Five days after revealing a data breach that affected up to 500 million guests across the world, Marriott International is yet to provide the same level of assistance to customers in Australia and New Zealand as those impacted in the US, UK and Canada.
On 30 November, the hotel giant revealed that the data base containing guest information from guests staying at Starwood properties had been accessed.
The unauthorised access started back in 2014 and affected guests staying at W Hotels, St. Regis, Sheraton Hotels & Resorts, Westin Hotels & Resorts, Element Hotels, Aloft Hotels, The Luxury Collection, Tribute Portfolio, Le Méridien Hotels & Resorts, Four Points by Sheraton and Design Hotels, as well as Starwood branded timeshare properties.
A spokesperson for Marriott told ARN that the situation had a global impact but it was not possible to provide a breakdown by market yet.
In order to provide support to guests who may have been affected by the data breach, Marriott has created dedicated call centres in 16 countries, including Australia but not in New Zealand.
Asian countries including China, India, Japan, Russia, South Korea and United Arab Emirates also have a dedicated call centre.
Marriott is also offering a one year subscription to WebWatcher, a tool that monitors internet sites where personal information is shared and generates an alert to the user if evidence of the user's personal information is found. However, this is only available in the US, the UK and Canada.
A Marriott spokesperson told ARN that the company is "looking into options for guests outside" those three countries.
In a statement, Marriott also said that "due to regulatory and other reasons, WebWatcher or similar products are not available in all countries".
As previously reported, Marriot received on 8 September an alert from an internal security tool about an attempt to access the Starwood guest reservation data base, which is located in the US.
Marriott found that data was copied and encrypted and the perpetrator was taking steps towards removing it from the data base.
"On November 19, 2018, Marriott was able to decrypt the information and determined that the contents were from the Starwood guest reservation database," the company said in a statement.

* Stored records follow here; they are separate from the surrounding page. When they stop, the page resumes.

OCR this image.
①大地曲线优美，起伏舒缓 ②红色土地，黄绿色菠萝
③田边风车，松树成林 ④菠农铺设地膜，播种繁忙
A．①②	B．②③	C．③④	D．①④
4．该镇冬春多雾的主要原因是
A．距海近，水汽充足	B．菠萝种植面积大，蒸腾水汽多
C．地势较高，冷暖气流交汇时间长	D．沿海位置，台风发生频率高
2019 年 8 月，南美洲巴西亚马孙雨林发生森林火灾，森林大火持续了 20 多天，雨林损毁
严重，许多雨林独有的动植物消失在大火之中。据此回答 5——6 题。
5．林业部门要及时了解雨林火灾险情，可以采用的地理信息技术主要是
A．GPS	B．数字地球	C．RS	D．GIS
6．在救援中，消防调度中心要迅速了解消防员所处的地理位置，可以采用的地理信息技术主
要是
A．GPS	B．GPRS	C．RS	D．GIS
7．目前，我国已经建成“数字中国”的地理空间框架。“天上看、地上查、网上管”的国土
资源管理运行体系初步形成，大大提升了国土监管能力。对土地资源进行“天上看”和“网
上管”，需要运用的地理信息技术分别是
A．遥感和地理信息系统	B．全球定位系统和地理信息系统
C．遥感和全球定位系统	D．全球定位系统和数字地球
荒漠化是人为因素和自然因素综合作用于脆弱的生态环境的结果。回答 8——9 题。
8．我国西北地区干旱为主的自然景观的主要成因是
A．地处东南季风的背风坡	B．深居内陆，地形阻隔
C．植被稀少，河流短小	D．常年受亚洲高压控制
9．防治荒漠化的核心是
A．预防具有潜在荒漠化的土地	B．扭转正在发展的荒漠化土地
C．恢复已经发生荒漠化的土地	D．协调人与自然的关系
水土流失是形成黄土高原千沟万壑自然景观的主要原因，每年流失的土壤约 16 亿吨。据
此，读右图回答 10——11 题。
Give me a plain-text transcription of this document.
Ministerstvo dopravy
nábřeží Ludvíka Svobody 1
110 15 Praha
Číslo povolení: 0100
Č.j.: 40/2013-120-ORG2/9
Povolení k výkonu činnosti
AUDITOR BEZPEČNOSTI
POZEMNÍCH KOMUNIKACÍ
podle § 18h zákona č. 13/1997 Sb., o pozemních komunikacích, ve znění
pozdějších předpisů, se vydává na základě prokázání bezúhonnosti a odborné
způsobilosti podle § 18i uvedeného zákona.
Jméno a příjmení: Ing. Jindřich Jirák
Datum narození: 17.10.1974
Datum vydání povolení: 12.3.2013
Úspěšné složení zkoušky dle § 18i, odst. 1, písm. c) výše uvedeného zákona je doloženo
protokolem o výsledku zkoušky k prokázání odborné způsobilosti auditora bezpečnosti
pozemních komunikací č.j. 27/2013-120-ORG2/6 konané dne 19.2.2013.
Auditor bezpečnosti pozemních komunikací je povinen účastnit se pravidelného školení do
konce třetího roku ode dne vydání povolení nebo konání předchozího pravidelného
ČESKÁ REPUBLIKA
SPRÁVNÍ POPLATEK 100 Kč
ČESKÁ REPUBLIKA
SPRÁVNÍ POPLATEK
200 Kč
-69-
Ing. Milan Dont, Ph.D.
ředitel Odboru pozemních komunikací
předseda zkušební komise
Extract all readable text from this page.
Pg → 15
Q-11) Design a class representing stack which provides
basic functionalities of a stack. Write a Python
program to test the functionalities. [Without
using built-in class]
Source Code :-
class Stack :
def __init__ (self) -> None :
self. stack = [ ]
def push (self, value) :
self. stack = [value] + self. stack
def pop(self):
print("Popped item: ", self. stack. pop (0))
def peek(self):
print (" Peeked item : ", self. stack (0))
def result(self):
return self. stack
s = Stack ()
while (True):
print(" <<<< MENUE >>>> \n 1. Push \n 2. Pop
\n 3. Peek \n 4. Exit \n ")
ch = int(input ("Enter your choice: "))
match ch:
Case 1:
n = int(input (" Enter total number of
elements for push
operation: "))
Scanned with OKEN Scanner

Marriott believes that the copy contains information on up to approximately 500 million guests who made a reservation at a Starwood property.
For approximately 327 million of these guests, the information includes some combination of name, mailing address, phone number, email address, passport number, Starwood Preferred Guest (“SPG”) account information, date of birth, gender, arrival and departure information, reservation date, and communication preferences.
For some, the information also includes payment card numbers and payment card expiration dates, but the payment card numbers were encrypted, according to Marriott.
In order to decrypt this information two components are needed, and Marriott has so far not been able to to rule out the possibility that both were taken.
Other guests' information accessed was limited to name and sometimes other data such as mailing address, email address, or other information.
“We deeply regret this incident happened,” said Arne Sorenson, CEO and president of Marriott. "We fell short of what our guests deserve and what we expect of ourselves.
"We are doing everything we can to support our guests, and using lessons learned to be better moving forward."
Sorenson also assured that Marriott is focused on phasing out Starwood systems and accelerate the ongoing security enhancements to its network.